According to a report from Global Industry Analysts, the worldwide market for medical lasers is expected to reach US$4.6 billion by 2015. Can you explain to a layperson such as myself why this area is growing so rapidly?
You would need to striate the data behind that $4.6-billion figure, as this most likely contains everything from surgical lasers to ophthalmology lasers to therapeutic lasers. I would venture to guess that therapeutic lasers would be a very small subset of the $4.6-billion. But to answer to your question, I believe medical lasers are growing rapidly as a market because, they are very precise, very accurate and very repeatable, with the treatment well tolerated by patients. Unlike radiation, chemotherapy and surgery, photo dynamic therapy can be repeated as often as necessary. By varying the parameters of the laser sources (wavelength, peak power, average power, pulse duration, etc.), you are also able to dramatically change the effect that you have on tissue from total ablation (surgical lasers) to slight ablation (ophthalmological lasers) to tissue healing (therapeutic lasers).

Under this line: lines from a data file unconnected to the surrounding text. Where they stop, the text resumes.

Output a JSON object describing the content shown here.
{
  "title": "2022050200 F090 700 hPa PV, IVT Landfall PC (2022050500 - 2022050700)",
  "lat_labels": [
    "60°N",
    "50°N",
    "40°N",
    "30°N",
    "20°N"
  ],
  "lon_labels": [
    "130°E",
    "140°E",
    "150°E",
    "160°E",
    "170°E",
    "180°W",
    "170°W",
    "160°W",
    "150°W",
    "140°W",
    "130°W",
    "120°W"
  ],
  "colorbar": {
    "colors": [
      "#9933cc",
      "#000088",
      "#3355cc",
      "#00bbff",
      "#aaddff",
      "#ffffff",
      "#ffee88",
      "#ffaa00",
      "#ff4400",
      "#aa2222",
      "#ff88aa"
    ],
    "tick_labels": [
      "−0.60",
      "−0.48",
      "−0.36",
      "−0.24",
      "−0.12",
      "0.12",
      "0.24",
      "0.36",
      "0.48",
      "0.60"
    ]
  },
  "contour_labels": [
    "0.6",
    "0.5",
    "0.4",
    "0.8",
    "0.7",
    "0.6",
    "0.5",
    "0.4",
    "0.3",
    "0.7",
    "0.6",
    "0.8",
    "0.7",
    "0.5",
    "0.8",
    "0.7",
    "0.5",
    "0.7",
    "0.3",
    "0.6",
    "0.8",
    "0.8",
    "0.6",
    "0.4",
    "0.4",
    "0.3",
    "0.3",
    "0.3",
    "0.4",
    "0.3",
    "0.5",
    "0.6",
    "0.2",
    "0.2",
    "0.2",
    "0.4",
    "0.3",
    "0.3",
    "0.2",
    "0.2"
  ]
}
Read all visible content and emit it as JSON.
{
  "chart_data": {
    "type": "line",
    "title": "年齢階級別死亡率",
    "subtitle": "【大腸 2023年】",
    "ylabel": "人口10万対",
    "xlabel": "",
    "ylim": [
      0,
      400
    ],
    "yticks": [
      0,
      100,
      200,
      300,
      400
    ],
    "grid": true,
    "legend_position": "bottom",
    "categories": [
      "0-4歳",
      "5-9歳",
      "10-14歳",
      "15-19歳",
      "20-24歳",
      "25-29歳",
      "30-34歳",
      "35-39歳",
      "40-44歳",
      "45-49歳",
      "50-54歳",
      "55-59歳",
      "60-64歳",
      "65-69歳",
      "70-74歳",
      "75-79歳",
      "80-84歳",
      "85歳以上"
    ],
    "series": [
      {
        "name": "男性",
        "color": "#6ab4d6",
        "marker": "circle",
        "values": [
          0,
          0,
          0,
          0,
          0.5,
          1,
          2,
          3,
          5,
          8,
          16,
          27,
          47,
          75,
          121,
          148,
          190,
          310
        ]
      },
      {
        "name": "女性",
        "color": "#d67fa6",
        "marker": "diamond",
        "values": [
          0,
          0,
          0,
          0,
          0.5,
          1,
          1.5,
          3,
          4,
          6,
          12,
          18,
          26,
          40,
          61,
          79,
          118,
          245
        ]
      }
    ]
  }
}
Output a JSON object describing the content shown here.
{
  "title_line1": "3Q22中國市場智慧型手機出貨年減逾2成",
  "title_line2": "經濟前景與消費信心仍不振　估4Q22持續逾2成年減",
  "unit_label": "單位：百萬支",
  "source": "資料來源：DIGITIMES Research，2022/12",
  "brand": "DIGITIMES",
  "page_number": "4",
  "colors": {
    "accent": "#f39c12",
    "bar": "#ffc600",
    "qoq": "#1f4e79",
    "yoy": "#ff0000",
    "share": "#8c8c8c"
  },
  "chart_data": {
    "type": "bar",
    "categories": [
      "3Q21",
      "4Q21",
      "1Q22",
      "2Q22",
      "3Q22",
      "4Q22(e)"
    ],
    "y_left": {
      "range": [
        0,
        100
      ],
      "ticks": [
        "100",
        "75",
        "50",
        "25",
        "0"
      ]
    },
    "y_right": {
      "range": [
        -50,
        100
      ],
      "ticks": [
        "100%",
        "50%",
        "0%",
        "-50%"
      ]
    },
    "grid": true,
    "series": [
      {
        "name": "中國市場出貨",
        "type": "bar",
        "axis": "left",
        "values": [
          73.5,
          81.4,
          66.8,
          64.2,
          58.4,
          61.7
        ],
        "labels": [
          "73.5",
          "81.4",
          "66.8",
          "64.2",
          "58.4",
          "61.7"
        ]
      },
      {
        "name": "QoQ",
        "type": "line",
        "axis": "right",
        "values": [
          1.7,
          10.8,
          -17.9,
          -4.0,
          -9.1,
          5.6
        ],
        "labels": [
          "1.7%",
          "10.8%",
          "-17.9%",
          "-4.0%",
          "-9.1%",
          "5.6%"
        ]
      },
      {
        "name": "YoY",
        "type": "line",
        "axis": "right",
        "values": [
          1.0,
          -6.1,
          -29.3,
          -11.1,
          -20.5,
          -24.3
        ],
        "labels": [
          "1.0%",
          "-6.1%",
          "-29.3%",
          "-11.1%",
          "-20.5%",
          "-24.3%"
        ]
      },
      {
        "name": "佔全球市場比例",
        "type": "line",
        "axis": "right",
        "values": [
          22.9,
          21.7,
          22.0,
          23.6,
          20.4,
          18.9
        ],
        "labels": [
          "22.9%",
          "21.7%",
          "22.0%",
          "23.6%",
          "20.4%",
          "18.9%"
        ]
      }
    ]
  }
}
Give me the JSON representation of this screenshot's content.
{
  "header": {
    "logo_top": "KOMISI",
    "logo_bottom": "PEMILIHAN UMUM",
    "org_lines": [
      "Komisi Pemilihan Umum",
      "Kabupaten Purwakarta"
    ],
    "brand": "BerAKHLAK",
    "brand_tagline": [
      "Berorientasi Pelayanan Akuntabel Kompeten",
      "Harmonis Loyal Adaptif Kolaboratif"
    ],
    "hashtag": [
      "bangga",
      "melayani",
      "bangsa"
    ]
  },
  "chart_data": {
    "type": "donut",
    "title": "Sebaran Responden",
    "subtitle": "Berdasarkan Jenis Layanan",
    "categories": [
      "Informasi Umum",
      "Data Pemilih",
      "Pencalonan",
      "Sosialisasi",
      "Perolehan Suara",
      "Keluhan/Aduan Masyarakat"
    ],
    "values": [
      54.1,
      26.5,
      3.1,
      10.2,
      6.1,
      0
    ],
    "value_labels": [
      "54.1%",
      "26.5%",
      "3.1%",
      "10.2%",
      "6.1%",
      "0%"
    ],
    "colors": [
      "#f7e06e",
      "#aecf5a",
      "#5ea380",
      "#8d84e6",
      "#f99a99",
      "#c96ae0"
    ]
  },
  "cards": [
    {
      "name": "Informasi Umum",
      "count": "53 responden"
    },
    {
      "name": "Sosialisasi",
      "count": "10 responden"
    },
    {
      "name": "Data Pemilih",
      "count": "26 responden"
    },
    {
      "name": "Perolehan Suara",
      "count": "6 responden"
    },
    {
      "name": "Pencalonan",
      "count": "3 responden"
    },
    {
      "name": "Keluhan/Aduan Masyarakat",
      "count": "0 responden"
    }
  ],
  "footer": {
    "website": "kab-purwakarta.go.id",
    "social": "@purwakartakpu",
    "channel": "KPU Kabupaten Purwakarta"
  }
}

In October of this year you’ll be presenting at an international symposium called “Photodynamic Therapy and Photodiagnosis in Clinical Practice,” in Brixton, Italy. What do you hope to accomplish there?
These types of symposiums are excellent opportunities to meet like-minded scientists and clinicians who are involved in our area of research or who are specifically interested in our clinical and scientific research. It not only allows our scientists and clinicians the opportunity to validate our findings in front of their peers, but also allows them to network with other scientists and clinicians who may be able to further our research with their own findings or may wish to participate in helping us further develop our research. Overall, it is a conglomeration of highly trained scientists and clinicians sharing data and working to further advance one another’s theories, hypotheses and breakthrough innovation.
Theralase is building a sizable patent portfolio. What, do you feel, is the real core of your expertise?
Theralase are experts at designing, researching, developing and commercializing medical laser systems. Our photo dynamic compound partners are experts in their designing and synthesizing. The Ontario Cancer Institute, located at Princess Margaret Hospital, a division of University Health Network are experts in cancer and medical laser research. Together we form a very powerful team of experts in our respective fields and together we will commercialize this technology for the betterment of mankind.